For the first time, the quarterfinals and semifinals used best-of-three series to determine the advancing team.

In the best-of-five Finals, the Bayi Rockets defeated the Liaoning Hunters (3–0) to win their third straight CBA championship, remaining unbeaten in their CBA playoffs history.

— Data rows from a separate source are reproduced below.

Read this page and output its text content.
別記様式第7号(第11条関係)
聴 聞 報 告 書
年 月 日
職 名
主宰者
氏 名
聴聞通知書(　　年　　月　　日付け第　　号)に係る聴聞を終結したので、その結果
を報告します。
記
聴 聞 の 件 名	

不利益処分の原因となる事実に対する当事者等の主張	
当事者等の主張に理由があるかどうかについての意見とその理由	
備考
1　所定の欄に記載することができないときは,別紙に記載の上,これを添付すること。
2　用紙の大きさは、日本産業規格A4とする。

Teams in bold advanced to the next round. The numbers to the left of each team indicate the team's seeding in regular season, and the numbers to the right indicate the number of games the team won in that round. Home court advantage belongs to the team with the better regular season record; teams enjoying the home advantage are shown in italics.

==Relegations==
The bottom 4 teams played the relegation phase by round-robin.

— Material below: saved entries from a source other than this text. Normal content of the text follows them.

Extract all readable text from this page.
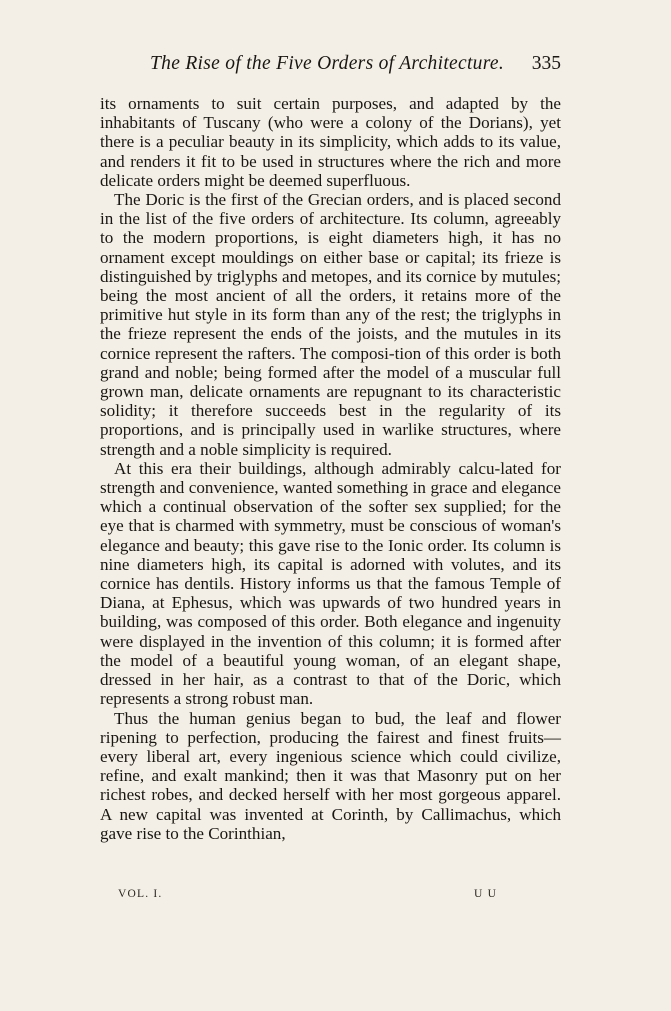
The Rise of the Five Orders of Architecture. 335

its ornaments to suit certain purposes, and adapted by the inhabitants of Tuscany (who were a colony of the Dorians), yet there is a peculiar beauty in its simplicity, which adds to its value, and renders it fit to be used in structures where the rich and more delicate orders might be deemed superfluous.

The Doric is the first of the Grecian orders, and is placed second in the list of the five orders of architecture. Its column, agreeably to the modern proportions, is eight diameters high, it has no ornament except mouldings on either base or capital; its frieze is distinguished by triglyphs and metopes, and its cornice by mutules; being the most ancient of all the orders, it retains more of the primitive hut style in its form than any of the rest; the triglyphs in the frieze represent the ends of the joists, and the mutules in its cornice represent the rafters. The composi-tion of this order is both grand and noble; being formed after the model of a muscular full grown man, delicate ornaments are repugnant to its characteristic solidity; it therefore succeeds best in the regularity of its proportions, and is principally used in warlike structures, where strength and a noble simplicity is required.

At this era their buildings, although admirably calcu-lated for strength and convenience, wanted something in grace and elegance which a continual observation of the softer sex supplied; for the eye that is charmed with symmetry, must be conscious of woman's elegance and beauty; this gave rise to the Ionic order. Its column is nine diameters high, its capital is adorned with volutes, and its cornice has dentils. History informs us that the famous Temple of Diana, at Ephesus, which was upwards of two hundred years in building, was composed of this order. Both elegance and ingenuity were displayed in the invention of this column; it is formed after the model of a beautiful young woman, of an elegant shape, dressed in her hair, as a contrast to that of the Doric, which represents a strong robust man.

Thus the human genius began to bud, the leaf and flower ripening to perfection, producing the fairest and finest fruits—every liberal art, every ingenious science which could civilize, refine, and exalt mankind; then it was that Masonry put on her richest robes, and decked herself with her most gorgeous apparel. A new capital was invented at Corinth, by Callimachus, which gave rise to the Corinthian,

VOL. I.	U U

The Shenyang Army and Sichuan Pandas were relegated to the Second Division.

| Team | W | L | PF | PA | PD |
|---|---|---|---|---|---|
| Zhejiang Squirrels | 6 | 0 | 486 | 404 | +82 |
| Air Force | 4 | 2 | 437 | 397 | +40 |
| Sichuan Pandas | 1 | 5 | 431 | 469 | −38 |
| Shenyang Army | 1 | 5 | 381 | 465 | −84 |

Key to colors
|  | Bottom 2 teams relegated to the Second Division |

|  | AF | SA | SC | ZJ |
|---|---|---|---|---|
| Air Force | – | 69–57 | 82–57 | 70–76 |
| Shenyang Army | 52–70 | – | 100–86 | 57–82 |
| Sichuan Pandas | 66–69 | 72–65 | – | 81–83 |
| Zhejiang Squirrels | 89–77 | 86–50 | 70–69 | – |

==CBA Awards==
These are the award winners for the 1997-98 CBA regular season.

- CBA Most Valuable Player: Gong Xiaobin (Shandong Flaming Bulls)
- Sportsmanship Award: Yao Ming (Shanghai Sharks) & James Hodges (Jiangsu Dragons)
- Outstanding Coach: Wang Fei (Bayi Rockets) & Ye Peng (Shandong Flaming Bulls)

==All-Star Weekend==
The 1998 CBA All-Star Game was played on April 4, 1998, in Shenyang, Liaoning.

The International All-Stars defeated the Chinese All-Stars 83–80.

James Hodges from the Jiangsu Dragons won the Slam Dunk Contest for the second straight year, and Zhang Jingsong from the Bayi Rockets won the Three-Point Shootout.